Der moderne Islam, der auch in liberaleren Kreisen oft skeptisch nach Westen blickt, hat nichts gegen das Christentum; als Offenbarungsreligion hat der Muslim es umfänglich zu respektieren und zu schützen. Was irritiert ist das Ablegen prinzipieller und grundsätzlicher Ideale, das die westliche Welt in unheiliger Perfektion betreibt. Sicher nimmt man einen modernen Westen wahr; einen, der materiellen Fortschritt bewirkt hat, Krankheiten effektiver heilt und (noch) ein Sozialwesen besitzt. Man erkennt aber auch die oft seelenlose Haltung der Westler, man weiß, dass viele Menschen in der westlichen Welt unzufrieden sind, vereinsamen, nur über Karriere zu Ansehen gelangen - Mensch zu sein reicht dem Westen oft nicht aus: der Mensch muß es wert sein respektiert zu werden, der Mensch muß Wert haben. Es geht dem Westen Demut vor dem Leben ab; er tötet beispielsweise am Fließband Tiere, ohne einen Funken Ehrerbietung vor deren ausgehauchter Existenz - es fehlt Respekt und Ehrfurcht vor den Nächsten, auch wenn die demokratischen Grundordnungen der westlichen Nationen viel darüber in dicken Schwarten gedruckt haben. Es fehlt soziales Miteinander, soziale Gerechtigkeit, sozialer Kontakt. Der Islam sieht dies und ängstigt sich; man fürchtet die Preisgabe ureigener Ideale; fundamentalistische Auswüchse sind leider der radikale Versuch, diese Ängste zu tilgen.

Der Kampf der Kulturen, der sich einerseits in Kriegseinsätzen äußert, andererseits in innenpolitischen Anti-Islam-Stimmungen, ist als eine Art Reflex des Materiellen, mit dem Basis-Überbau-Schema zu erfassen. Man stülpt der Abneigung und Skepsis des Islam eine religiöse und damit rückständige Maske über, erklärt die Selbstbestimmtheit der islamischen Welt, eigene Werte erhalten zu wollen, zu einem Frevel am Fortschritt - so bekommt der Diskurs einen Anstrich, der polarisiert und aufwiegelt, der den Muslim an sich diabolisiert.

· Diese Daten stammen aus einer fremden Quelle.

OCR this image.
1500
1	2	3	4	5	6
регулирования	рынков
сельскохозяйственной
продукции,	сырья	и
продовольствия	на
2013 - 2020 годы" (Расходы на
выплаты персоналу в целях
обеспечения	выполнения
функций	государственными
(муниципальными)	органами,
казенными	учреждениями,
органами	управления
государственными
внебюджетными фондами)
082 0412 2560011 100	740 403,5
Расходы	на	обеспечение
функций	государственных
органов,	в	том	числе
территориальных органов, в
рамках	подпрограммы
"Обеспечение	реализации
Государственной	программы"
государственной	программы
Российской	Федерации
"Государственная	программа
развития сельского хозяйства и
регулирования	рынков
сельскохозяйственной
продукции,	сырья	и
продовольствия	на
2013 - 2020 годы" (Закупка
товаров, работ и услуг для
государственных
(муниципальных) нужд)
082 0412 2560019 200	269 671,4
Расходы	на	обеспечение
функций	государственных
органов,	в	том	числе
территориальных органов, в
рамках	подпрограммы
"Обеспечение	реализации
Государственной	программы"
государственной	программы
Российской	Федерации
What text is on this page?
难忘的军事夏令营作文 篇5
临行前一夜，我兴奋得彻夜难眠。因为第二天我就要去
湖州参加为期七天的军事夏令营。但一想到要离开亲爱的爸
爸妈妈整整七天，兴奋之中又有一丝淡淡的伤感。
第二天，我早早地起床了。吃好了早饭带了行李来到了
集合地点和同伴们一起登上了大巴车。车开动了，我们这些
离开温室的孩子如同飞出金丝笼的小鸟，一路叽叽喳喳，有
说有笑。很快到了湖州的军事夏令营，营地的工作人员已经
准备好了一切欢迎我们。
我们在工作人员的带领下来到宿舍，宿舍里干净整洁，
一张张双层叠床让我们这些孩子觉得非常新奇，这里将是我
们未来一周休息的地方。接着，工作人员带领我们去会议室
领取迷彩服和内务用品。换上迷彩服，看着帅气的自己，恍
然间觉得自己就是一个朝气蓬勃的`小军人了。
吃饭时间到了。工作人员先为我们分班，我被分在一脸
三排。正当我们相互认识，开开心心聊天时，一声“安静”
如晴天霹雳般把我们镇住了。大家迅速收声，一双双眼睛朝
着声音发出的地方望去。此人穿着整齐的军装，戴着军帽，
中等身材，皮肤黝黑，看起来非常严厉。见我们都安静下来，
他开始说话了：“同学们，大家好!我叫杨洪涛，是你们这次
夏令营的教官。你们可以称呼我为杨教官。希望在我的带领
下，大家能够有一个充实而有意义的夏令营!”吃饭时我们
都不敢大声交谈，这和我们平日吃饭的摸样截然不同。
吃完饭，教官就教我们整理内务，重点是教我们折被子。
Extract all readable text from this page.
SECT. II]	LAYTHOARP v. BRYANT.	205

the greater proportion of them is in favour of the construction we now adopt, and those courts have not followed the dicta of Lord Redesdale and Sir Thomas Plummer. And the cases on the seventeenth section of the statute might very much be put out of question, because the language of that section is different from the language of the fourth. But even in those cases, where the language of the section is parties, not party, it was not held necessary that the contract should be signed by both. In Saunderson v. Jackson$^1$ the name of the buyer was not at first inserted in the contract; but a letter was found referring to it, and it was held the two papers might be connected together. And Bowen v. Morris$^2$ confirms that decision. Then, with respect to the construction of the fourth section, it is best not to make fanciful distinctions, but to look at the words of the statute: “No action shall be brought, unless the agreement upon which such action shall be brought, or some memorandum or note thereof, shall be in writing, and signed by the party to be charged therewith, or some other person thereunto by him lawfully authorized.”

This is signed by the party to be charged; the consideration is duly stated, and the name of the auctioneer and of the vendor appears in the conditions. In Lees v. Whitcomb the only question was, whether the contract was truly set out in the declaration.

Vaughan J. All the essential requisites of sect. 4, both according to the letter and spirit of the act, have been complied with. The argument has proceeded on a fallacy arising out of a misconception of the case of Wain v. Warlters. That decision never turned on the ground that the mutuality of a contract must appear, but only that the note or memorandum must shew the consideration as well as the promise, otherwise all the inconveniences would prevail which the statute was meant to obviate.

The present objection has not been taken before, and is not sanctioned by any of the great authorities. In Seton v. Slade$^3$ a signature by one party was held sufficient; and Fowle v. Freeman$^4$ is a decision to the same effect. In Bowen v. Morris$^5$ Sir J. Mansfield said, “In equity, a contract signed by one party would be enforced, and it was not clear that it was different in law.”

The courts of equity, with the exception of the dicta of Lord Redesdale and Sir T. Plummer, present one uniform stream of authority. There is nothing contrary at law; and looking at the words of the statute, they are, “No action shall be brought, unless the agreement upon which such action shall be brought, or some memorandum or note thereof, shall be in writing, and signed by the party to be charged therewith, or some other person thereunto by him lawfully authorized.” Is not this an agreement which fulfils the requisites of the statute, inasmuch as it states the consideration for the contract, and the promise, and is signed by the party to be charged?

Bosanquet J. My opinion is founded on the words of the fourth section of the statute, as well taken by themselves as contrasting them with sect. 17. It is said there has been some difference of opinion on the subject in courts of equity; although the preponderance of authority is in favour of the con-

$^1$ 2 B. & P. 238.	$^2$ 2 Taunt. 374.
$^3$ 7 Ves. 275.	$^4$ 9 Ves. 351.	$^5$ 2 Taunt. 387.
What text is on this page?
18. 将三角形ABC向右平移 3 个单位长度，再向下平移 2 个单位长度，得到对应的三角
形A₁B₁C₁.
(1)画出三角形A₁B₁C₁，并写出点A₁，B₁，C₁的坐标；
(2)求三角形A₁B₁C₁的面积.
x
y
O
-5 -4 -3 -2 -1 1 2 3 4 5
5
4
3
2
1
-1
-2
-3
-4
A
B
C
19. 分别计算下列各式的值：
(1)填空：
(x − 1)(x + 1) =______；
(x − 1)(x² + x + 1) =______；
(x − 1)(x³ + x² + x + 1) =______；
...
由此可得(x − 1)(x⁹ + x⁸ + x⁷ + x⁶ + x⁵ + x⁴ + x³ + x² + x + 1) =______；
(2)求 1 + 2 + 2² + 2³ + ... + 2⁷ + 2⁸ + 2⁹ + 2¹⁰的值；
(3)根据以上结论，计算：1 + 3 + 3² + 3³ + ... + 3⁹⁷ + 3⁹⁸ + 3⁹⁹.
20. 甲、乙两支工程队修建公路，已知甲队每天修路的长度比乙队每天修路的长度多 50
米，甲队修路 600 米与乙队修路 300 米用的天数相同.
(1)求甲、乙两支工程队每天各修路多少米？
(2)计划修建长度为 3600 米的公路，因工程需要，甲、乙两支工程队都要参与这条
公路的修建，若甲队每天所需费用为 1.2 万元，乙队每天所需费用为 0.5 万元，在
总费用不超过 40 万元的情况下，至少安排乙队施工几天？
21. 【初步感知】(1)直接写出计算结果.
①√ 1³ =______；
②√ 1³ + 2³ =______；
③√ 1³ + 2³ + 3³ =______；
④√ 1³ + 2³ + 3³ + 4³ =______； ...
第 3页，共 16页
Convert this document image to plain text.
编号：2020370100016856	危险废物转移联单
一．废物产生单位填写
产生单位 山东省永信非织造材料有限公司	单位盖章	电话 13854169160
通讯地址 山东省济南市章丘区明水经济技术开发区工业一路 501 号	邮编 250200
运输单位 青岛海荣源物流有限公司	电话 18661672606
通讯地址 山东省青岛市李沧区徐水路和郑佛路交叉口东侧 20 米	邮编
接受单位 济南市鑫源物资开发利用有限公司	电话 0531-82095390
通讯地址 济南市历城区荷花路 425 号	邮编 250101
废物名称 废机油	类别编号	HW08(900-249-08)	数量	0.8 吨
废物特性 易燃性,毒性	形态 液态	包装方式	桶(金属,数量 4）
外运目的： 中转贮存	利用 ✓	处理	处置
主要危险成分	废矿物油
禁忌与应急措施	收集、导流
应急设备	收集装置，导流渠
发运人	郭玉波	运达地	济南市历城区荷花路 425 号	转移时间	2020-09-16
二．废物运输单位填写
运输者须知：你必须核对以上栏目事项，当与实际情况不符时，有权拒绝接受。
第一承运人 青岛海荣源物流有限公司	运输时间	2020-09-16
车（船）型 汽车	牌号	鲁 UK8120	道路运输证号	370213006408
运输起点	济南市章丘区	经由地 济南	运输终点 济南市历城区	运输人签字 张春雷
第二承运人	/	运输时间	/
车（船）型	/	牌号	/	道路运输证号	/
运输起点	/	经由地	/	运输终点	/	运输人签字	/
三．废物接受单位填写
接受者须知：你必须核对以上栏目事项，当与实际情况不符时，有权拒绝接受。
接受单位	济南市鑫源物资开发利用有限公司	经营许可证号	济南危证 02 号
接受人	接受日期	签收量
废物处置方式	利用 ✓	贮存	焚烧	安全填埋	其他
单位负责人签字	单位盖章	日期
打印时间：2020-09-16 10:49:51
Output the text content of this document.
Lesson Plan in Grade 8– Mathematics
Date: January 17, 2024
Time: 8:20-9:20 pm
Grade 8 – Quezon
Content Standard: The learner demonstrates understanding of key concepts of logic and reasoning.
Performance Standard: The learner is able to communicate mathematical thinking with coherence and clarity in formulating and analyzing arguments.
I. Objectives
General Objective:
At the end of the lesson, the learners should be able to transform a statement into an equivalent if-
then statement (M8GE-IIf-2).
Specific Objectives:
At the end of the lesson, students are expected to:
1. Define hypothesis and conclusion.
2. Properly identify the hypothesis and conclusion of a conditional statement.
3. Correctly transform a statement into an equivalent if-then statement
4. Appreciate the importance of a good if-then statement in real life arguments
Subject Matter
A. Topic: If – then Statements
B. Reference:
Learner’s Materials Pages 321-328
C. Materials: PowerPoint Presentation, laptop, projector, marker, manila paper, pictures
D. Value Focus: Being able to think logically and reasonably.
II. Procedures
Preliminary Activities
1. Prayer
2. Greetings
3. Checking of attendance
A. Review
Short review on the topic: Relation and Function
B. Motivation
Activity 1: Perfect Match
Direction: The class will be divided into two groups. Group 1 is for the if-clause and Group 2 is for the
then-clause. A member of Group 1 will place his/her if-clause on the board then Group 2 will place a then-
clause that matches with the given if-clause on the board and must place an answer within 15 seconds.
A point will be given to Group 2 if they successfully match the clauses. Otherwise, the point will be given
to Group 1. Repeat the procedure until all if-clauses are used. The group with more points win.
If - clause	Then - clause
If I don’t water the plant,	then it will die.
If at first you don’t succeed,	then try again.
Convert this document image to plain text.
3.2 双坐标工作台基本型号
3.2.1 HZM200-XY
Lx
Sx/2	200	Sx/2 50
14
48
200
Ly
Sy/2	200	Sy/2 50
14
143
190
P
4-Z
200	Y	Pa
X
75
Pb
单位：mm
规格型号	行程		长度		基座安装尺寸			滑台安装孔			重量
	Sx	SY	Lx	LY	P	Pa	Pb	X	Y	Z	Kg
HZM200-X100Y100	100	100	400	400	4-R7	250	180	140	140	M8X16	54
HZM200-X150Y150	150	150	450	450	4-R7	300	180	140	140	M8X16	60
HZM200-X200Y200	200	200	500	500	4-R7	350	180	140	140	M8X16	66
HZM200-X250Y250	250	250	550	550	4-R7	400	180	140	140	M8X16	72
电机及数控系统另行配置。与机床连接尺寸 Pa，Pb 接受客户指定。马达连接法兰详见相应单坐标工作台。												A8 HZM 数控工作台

Es wäre vermessen, in der fehlenden Unterwürfigkeit des dar al-islam das einzige Motiv für westliche Interventionen und Hass zu wittern - ganz von der Hand weisen läßt sich diese These jedoch nicht. Man kritisiert die saudischen Wahhabiten beispielsweise kaum, obwohl sie Eiferer sind wie die Taliban: aber die Wahhabiten machen mit dem Westen Geschäfte - das macht sie umgänglich; für Muslime sind die saudischen Herren allerdings vom Islam weit entfernt. Um rückständige Religion, die der Islam generell sein soll, geht es nicht; es geht um rückständige Verhaltensmuster, um Zusammengehörigkeit, sozialeres Verhalten als in den Industrienationen, um Bereitschaft zum zakat. Das schwindende Primat des Westens, die fehlende Bereitwilligkeit des Ostens, westliche Werte und Errungenschaften kritiklos anzunehmen - wie es noch vor einem halben Jahrhundert teilweise der Fall war! - ist freilich nur eine Säule der westlichen Aversion gegenüber dem Islam. Es ist die Säule, die die eine störende Säule des Islam beseitigen wollte, wenn sie nur könnte.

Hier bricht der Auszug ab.